While our study centers on quantifying and identifying trends in chronic disease accumulation and multimorbidity development over time, we see these examinations as a first step in a progression of important research questions. We were unable to ascertain the severity of chronic disease and multimorbidity burdens with these data. Future research is needed to investigate the role of clinical presentation and severity of component diseases or prognosis, as well as the association between multimorbidity progression and outcomes important for older adults, such as functional disability, dementia, frailty, and other geriatric syndromes. Further, we did not examine preventive healthcare services that may be related to accumulation of chronic conditions. Lastly, our study did not focus on the mechanisms or underlying reasons for observed differences in multimorbidity and chronic disease accumulation. Further research is needed to more carefully examine the joint processes of morbidity and mortality among racially diverse middle and older adults, and to understand whether the higher rate of accumulation for Hispanics in late mid-life was related to more global health differences or access to Medicare benefits and improved access to healthcare that may address issues of underdiagnosis earlier in the lifecourse for this population.

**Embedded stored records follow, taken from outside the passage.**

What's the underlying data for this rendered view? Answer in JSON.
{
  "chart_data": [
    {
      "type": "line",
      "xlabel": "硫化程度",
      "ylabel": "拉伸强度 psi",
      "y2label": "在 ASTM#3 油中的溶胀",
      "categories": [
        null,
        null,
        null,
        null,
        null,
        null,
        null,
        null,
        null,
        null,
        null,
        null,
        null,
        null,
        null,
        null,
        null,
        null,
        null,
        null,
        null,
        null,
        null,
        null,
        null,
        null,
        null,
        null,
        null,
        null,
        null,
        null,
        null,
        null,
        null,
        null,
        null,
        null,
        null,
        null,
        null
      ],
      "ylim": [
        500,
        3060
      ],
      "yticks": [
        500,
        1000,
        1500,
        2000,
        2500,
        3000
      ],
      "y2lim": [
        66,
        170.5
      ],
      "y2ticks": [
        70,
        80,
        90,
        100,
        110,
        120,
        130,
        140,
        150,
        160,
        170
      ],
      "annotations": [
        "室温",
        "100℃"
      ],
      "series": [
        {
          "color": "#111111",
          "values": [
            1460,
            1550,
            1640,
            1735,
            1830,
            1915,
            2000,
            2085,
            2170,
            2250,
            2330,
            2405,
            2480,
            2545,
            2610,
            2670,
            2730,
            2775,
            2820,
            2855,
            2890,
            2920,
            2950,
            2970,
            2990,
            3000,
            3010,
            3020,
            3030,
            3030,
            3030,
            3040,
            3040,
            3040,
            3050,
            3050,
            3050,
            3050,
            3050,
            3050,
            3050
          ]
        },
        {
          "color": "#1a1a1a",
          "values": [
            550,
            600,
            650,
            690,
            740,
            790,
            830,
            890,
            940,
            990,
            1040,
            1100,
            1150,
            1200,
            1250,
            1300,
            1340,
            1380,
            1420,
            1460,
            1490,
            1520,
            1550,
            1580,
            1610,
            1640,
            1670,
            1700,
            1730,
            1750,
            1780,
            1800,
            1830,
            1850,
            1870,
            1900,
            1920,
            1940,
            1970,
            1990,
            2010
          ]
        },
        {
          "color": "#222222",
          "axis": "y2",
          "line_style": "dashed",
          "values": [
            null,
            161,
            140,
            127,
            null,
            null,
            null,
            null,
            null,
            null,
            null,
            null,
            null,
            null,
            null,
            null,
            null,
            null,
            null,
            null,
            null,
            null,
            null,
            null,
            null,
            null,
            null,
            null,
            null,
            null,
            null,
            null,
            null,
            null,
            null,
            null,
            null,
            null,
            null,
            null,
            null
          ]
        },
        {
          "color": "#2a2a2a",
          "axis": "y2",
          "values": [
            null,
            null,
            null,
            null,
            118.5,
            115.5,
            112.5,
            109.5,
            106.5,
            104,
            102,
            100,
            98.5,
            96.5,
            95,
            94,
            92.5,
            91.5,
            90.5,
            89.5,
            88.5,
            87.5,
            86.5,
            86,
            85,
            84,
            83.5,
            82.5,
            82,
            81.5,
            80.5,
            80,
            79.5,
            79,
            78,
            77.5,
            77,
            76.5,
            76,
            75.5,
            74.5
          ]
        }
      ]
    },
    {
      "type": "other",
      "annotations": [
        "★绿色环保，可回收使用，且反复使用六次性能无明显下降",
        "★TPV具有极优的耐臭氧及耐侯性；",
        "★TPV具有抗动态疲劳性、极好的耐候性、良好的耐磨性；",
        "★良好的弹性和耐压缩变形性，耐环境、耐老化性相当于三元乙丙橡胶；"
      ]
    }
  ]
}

Our study has important clinical and research implications by suggesting that multimorbidity is not only common, but emerging earlier in middle age and progressing more rapidly for underrepresented racial and ethnic groups in the United States. Our findings raise significant public health and healthcare system challenges for how best to avert and delay further compounding of clinical complexity among older adults. Specifically, these results highlight the need for proactive interventions and policies designed to optimize clinical care, preserve functional independence, and delay institutionalization for patients with high multimorbidity burden, particularly those from minority racial and ethnic backgrounds.